Unplugged (Alice in Chains)
Alice in Chains est sans nul doute l’un des mes groupes cultes.
Impossible pour moi de ne pas être touché par la beauté, la noirceur et quelques fois la violence désespérée de leur musique, tout comme il m’est impossible de ne pas voir dans les textes de Layne Staley de sombres prémonitions quand à sa tragique destinée finale.
Le « Unplugged » d’Alice in Chains sorti 1996 peut être considéré de la même manière que celui de Nirvana en 1994, comme le chant du cygne d’un groupe phare des années 90, marquant la fin d’une époque et la fin d’un mouvement musical né du malaise adolescent : le Grunge.
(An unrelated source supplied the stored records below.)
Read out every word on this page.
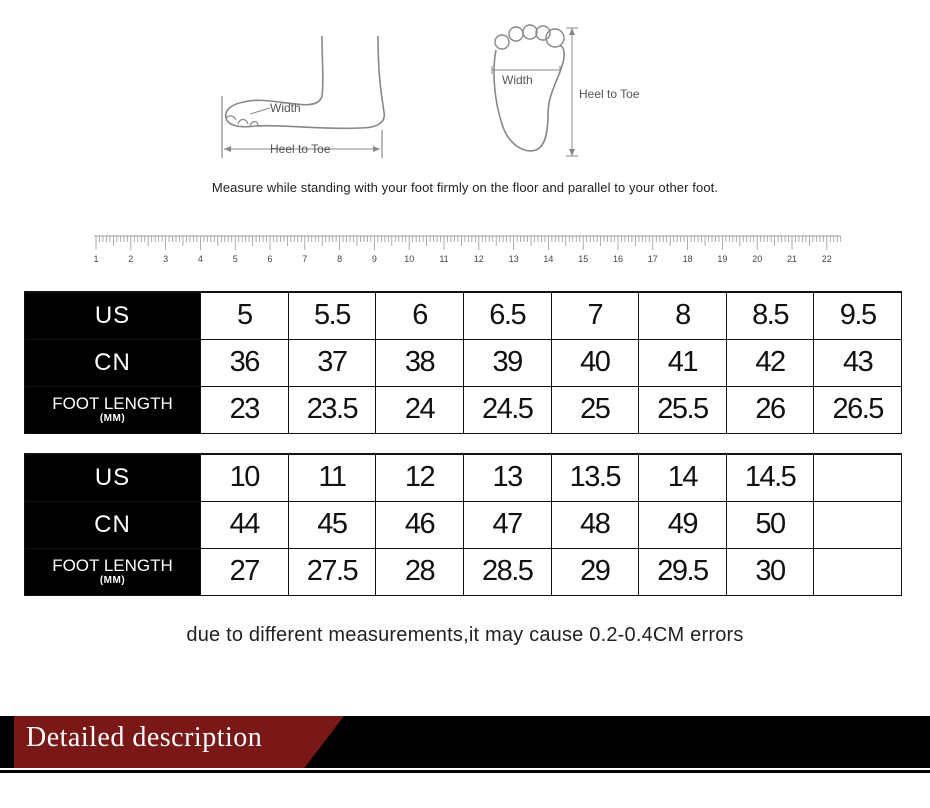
Width
Heel to Toe
Width
Heel to Toe
Measure while standing with your foot firmly on the floor and parallel to your other foot.
1	2	3	4	5	6	7	8	9	10	11	12	13	14	15	16	17	18	19	20	21	22
US	5	5.5	6	6.5	7	8	8.5	9.5
CN	36	37	38	39	40	41	42	43

FOOT LENGTH
(MM)	23	23.5	24	24.5	25	25.5	26	26.5
US	10	11	12	13	13.5	14	14.5	
CN	44	45	46	47	48	49	50	

FOOT LENGTH
(MM)	27	27.5	28	28.5	29	29.5	30	
due to different measurements,it may cause 0.2-0.4CM errors
Detailed description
Ma mère me l’avait offert à sa sortie dans les bacs et à l’époque trop jeune sans doute, j’avais peu apprécié le coté trop calme et acoustique de l’œuvre.
Aujourd’hui je suis plus amène d’apprécier.
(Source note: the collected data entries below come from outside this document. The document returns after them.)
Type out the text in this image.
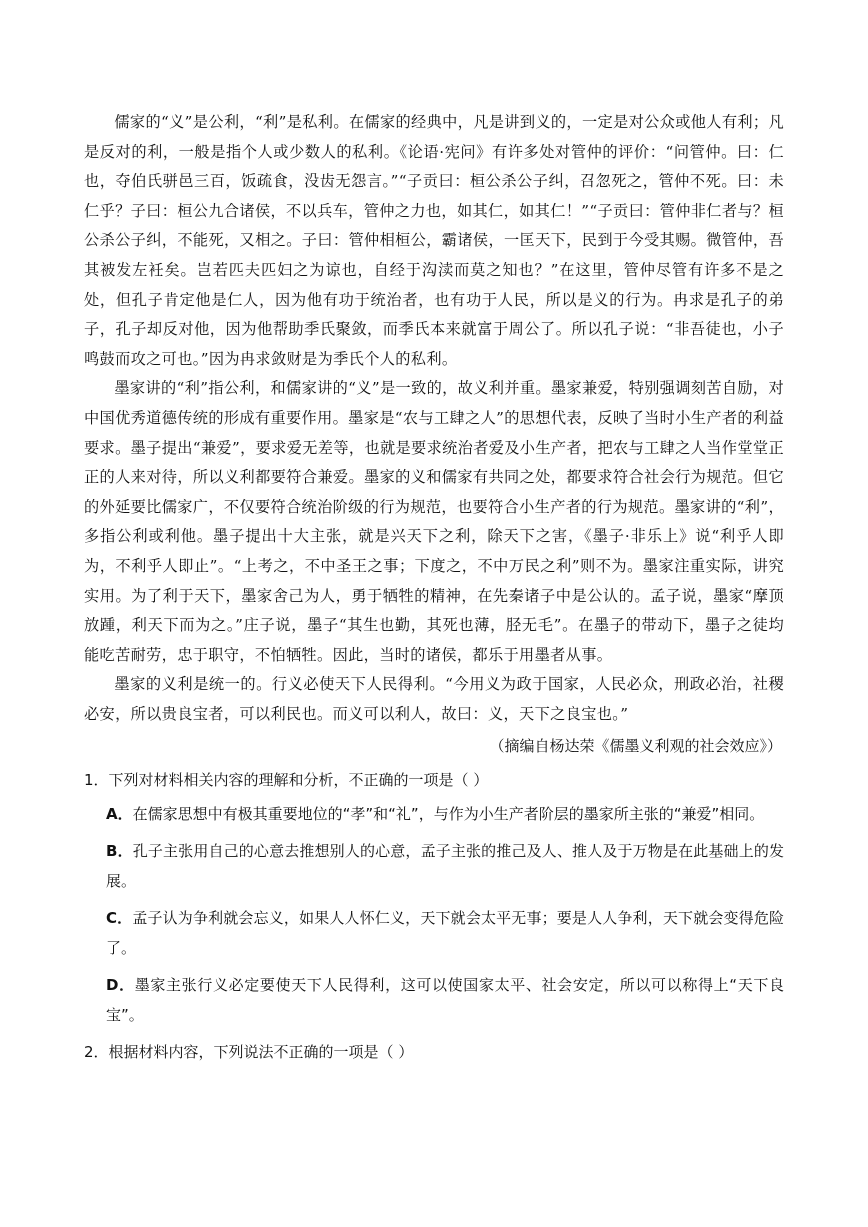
儒家的“义”是公利，“利”是私利。在儒家的经典中，凡是讲到义的，一定是对公众或他人有利；凡是反对的利，一般是指个人或少数人的私利。《论语·宪问》有许多处对管仲的评价：“问管仲。曰：仁也，夺伯氏骈邑三百，饭疏食，没齿无怨言。”“子贡曰：桓公杀公子纠，召忽死之，管仲不死。曰：未仁乎？子曰：桓公九合诸侯，不以兵车，管仲之力也，如其仁，如其仁！”“子贡曰：管仲非仁者与？桓公杀公子纠，不能死，又相之。子曰：管仲相桓公，霸诸侯，一匡天下，民到于今受其赐。微管仲，吾其被发左衽矣。岂若匹夫匹妇之为谅也，自经于沟渎而莫之知也？”在这里，管仲尽管有许多不是之处，但孔子肯定他是仁人，因为他有功于统治者，也有功于人民，所以是义的行为。冉求是孔子的弟子，孔子却反对他，因为他帮助季氏聚敛，而季氏本来就富于周公了。所以孔子说：“非吾徒也，小子鸣鼓而攻之可也。”因为冉求敛财是为季氏个人的私利。

墨家讲的“利”指公利，和儒家讲的“义”是一致的，故义利并重。墨家兼爱，特别强调刻苦自励，对中国优秀道德传统的形成有重要作用。墨家是“农与工肆之人”的思想代表，反映了当时小生产者的利益要求。墨子提出“兼爱”，要求爱无差等，也就是要求统治者爱及小生产者，把农与工肆之人当作堂堂正正的人来对待，所以义利都要符合兼爱。墨家的义和儒家有共同之处，都要求符合社会行为规范。但它的外延要比儒家广，不仅要符合统治阶级的行为规范，也要符合小生产者的行为规范。墨家讲的“利”，多指公利或利他。墨子提出十大主张，就是兴天下之利，除天下之害，《墨子·非乐上》说“利乎人即为，不利乎人即止”。“上考之，不中圣王之事；下度之，不中万民之利”则不为。墨家注重实际，讲究实用。为了利于天下，墨家舍己为人，勇于牺牲的精神，在先秦诸子中是公认的。孟子说，墨家“摩顶放踵，利天下而为之。”庄子说，墨子“其生也勤，其死也薄，胫无毛”。在墨子的带动下，墨子之徒均能吃苦耐劳，忠于职守，不怕牺牲。因此，当时的诸侯，都乐于用墨者从事。

墨家的义利是统一的。行义必使天下人民得利。“今用义为政于国家，人民必众，刑政必治，社稷必安，所以贵良宝者，可以利民也。而义可以利人，故曰：义，天下之良宝也。”

（摘编自杨达荣《儒墨义利观的社会效应》）

1．下列对材料相关内容的理解和分析，不正确的一项是（ ）

A．在儒家思想中有极其重要地位的“孝”和“礼”，与作为小生产者阶层的墨家所主张的“兼爱”相同。
B．孔子主张用自己的心意去推想别人的心意，孟子主张的推己及人、推人及于万物是在此基础上的发展。
C．孟子认为争利就会忘义，如果人人怀仁义，天下就会太平无事；要是人人争利，天下就会变得危险了。
D．墨家主张行义必定要使天下人民得利，这可以使国家太平、社会安定，所以可以称得上“天下良宝”。

2．根据材料内容，下列说法不正确的一项是（ ）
En avril 1996, le groupe de Seattle se retrouve à la Brooklyn Academy pour l’enregistrement d’un live acoustique sous le (saint ?) patronat de la chaîne de télévision musicale MTV.
A cette époque, le chanteur Staley était déjà malade, il apparaît pour une des ces dernières prestations publiques amaigri et très affaibli.
Son partenaire et ami, Jerry Cantrell l’autre ame créatrice d’Alice in Chains, le soutiendra vocalement activement pendant toute la durée du concert, ce qui conduira à la présence d’un guitariste supplémentaire Scott Olson.
Le disque débute par un « Nutshell » ballade détachée toute en douceur et en subtilité.
La voix traînante, planante, magique de Layne prend tout de suite à la gorge et au cœur, l’émotion submerge déjà l’auditeur.
Encore plus lent et aérien, « Brother » brille surtout par ses superbes harmonies vocales qui s’étirent (peu être un peu trop complaisamment) sur plus de cinq minutes.
Plus concis et direct, « No excuses » dévoile la face la plus accessible du groupe avec un refrain séduisant facilement mémorisable.
Inversement « Sludge factory » tortueux et glauque à souhait, plonge l’auditeur dans les sombres marécages des pensées d’un homme malade et vacillant.
Mais le diamant pur de ce disque est sans nul doute « Down in a hole », dont la version acoustique mariant à merveille les deux voix de Cantrell et de Staley propulse ce titre dans une dimension supérieure de pure grâce aérienne et fragile.
« Angry chair » que j’ai toujours adoré pour son coté inquiétant et rampant, est également magnifié par son interprétation à la guitare sèche.
Cette fabuleuse trilogie s’achève avec un « Rooster » fantastique, marqué au fer rouge par les variations magiques de la belle voix nasillarde, chaude et puissante du chanteur blond.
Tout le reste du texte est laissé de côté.